Sur le plan théologique, il ressort des différents textes doctrinaux des Ulama, que leur objectif réformateur vise un retour aux sources premières de l’islam (notamment le Coran et la Sunna) qui prônent le tawhid ou unicité de Dieu, ce qui est considéré comme incompatible avec le culte des saints et l’érection de mausolées (maraboutisme). Les réformistes musulmans s’opposeront donc tout naturellement aux Zaouias qui dominaient la pratique religieuse dans le pays (les campagnes surtout). Comme le stipule un des manifestes du mouvement, publié dans Ech-chihab de juin 1937 «L’institution congrégationaliste (confrérie maraboutique) est une innovation (bidaâ) qu’ignoraient les générations des premiers temps de l’Islam». De même elles encourageaient «l’avilissement des gens» et «le soutien de ceux qui les exploitent et les oppriment» (cf. C. Collot et J.R. Henry p. 95-100). Les ulama vont mener un important travail de diffusion de leurs idées à travers des prêches et conférences, des cours donnés au sein de leur réseau de médersas (écoles libres de langue arabe), et des publications diverses. Bien entendu leur action ne pourra pas ne pas interférer sur le politique comme l’indiquent le rôle qu’ils ont joué lors d’actions unitaires au sein du Mouvement national telles l’organisation du Congrès musulman algérien (en 1936), des Amis du manifeste et de la liberté (AML en 1944), et du Front algérien pour la défense et le respect des libertés (FADRAL en 1951, auquel participaient y compris des personnalités libérales européennes), ou encore leur intégration au FLN à partir de 1955. En fait durant longtemps les Ulama n’auront pas mis au cœur de leur programme la revendication de l’indépendance de l’Algérie, préférant mettre l’accent sur le combat culturaliste autour de la défense de ce qui à leurs yeux semblait aux fondements de l’algérianité, c’est à dire les distinctions linguistique (l’arabe) et bien entendu religieuse (l’Islam). A propos de cette dernière, ils ont constamment revendiqué l’application des lois françaises concernant la séparation du culte et de l’Etat, et combattu les partisans de l’accession à la citoyenneté française au prix de l’abandon du Statut personnel musulman tel que défini par le Sénatus-consulte de 1865.

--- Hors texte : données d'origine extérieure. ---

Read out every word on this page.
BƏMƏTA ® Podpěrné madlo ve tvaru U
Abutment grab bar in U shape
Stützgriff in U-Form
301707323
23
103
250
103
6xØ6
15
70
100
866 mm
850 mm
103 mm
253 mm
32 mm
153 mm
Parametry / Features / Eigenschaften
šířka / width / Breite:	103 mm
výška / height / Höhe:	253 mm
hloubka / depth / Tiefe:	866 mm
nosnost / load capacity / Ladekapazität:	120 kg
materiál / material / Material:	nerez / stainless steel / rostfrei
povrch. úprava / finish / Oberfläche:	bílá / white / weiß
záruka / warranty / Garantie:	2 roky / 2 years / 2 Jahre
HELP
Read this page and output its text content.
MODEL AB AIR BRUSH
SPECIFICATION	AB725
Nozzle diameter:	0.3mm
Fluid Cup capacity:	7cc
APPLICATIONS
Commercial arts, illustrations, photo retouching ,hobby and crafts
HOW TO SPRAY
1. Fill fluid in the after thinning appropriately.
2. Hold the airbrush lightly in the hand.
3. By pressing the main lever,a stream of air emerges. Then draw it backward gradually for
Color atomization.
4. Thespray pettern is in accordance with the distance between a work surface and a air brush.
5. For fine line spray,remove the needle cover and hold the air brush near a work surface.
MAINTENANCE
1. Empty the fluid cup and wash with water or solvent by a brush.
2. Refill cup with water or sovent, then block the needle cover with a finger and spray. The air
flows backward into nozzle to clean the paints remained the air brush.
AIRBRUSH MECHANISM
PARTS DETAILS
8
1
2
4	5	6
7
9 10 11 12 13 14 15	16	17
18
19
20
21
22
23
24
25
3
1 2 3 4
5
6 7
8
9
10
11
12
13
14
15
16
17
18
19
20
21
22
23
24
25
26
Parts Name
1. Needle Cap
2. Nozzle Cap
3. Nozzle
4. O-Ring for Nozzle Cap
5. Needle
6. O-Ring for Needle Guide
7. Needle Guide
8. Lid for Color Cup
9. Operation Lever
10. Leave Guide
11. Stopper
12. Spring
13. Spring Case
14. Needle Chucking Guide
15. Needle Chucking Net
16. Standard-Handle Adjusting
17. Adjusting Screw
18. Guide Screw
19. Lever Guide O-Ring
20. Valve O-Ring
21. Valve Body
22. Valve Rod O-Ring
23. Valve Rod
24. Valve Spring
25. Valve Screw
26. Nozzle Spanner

A travers une approche qui n’est pas loin de rappeler la théorie augustinienne des «Deux cités» (O. Lardjane), et assez proche d’ailleurs de celle de Ferhat Abbas qui essayait de concilier entre «Patrie spirituelle» c’est à dire l’Islam et «Patrie intellectuelle», la France (G. Pervillé), Ibn Badis avait fait la distinction entre la «Djinsiyya siyassiya» ou nationalité politique, et la «Djinsiyya qawmiyya» ou nationalité ethnico-religieuse (A. Merad). Cette attitude conciliatrice a fait longtemps douter du nationalisme des Ulamas. C’est là un jugement contestable comme le rappelle Harbi qui emprunte à l’historien marocain Abdallah Laroui, la catégorie de «nationalisme tactique» qui caractériserait leur action adoptée à la conjoncture, et qu’il faudrait articuler à celle de «nationalisme historique» qui interviendrait sur le plus long terme (M. Harbi, 1996). En tout état de cause l’attitude «tactique» nécessitée par le poids de la domination française, ne doit pas empêcher de percevoir chez Ibn Badis une position ouverte quant à une relative séparation entre sphère du politique et sphère du religieux en terre d’Islam. C’est ce que semble confirmer dans les années 1920 le soutien apporté à la mesure d’abolition du Khalifat prise par Ataturk en Turquie, ainsi que la solidarité exprimée envers le cheikh Ali Abderrazik en Egypte, lorsque ce dernier était mis en accusation par ses pairs d’El Azhar à propos de ses positions critiques sur la nature du pouvoir politique en Islam. Cette position d’Ibn Badis est cependant loin d’avoir été partagée par tous les membres de l’Association et encore moins par les courants qui considèrent en perpétuer de  nos jours encore l’héritage (M.N. Mahieddine).

Si la conception ainsi définie d’Ibn Badis peut cependant avoir des similitudes avec ce qui pu être qualifié de «premier seuil de la laïcité» (J. Bauberot), le Cheikh lui-même ne semble pas disposé à aller au delà du compromis proposé aux autorités françaises. Son intransigeance à ce sujet apparaît d’ailleurs clairement lorsqu’en riposte au rejet par ces dernière (et sous la pression des ultras de la colonisation) du projet Blum-Viollette, il déclare dans une Fetwa (avis juridico-religieux) en date du 10 août 1937:

«L’action d’acquérir une nationalité non musulmane implique l’abandon de la législation mahométane. Même la renonciation à un seul précepte du Coran entraîne, selon la doctrine admise par tous les oulémas de l’islam, l’apostasie. Le naturalisé est donc un renégat» (C. Collot et J.R. Henry, p. 126-127).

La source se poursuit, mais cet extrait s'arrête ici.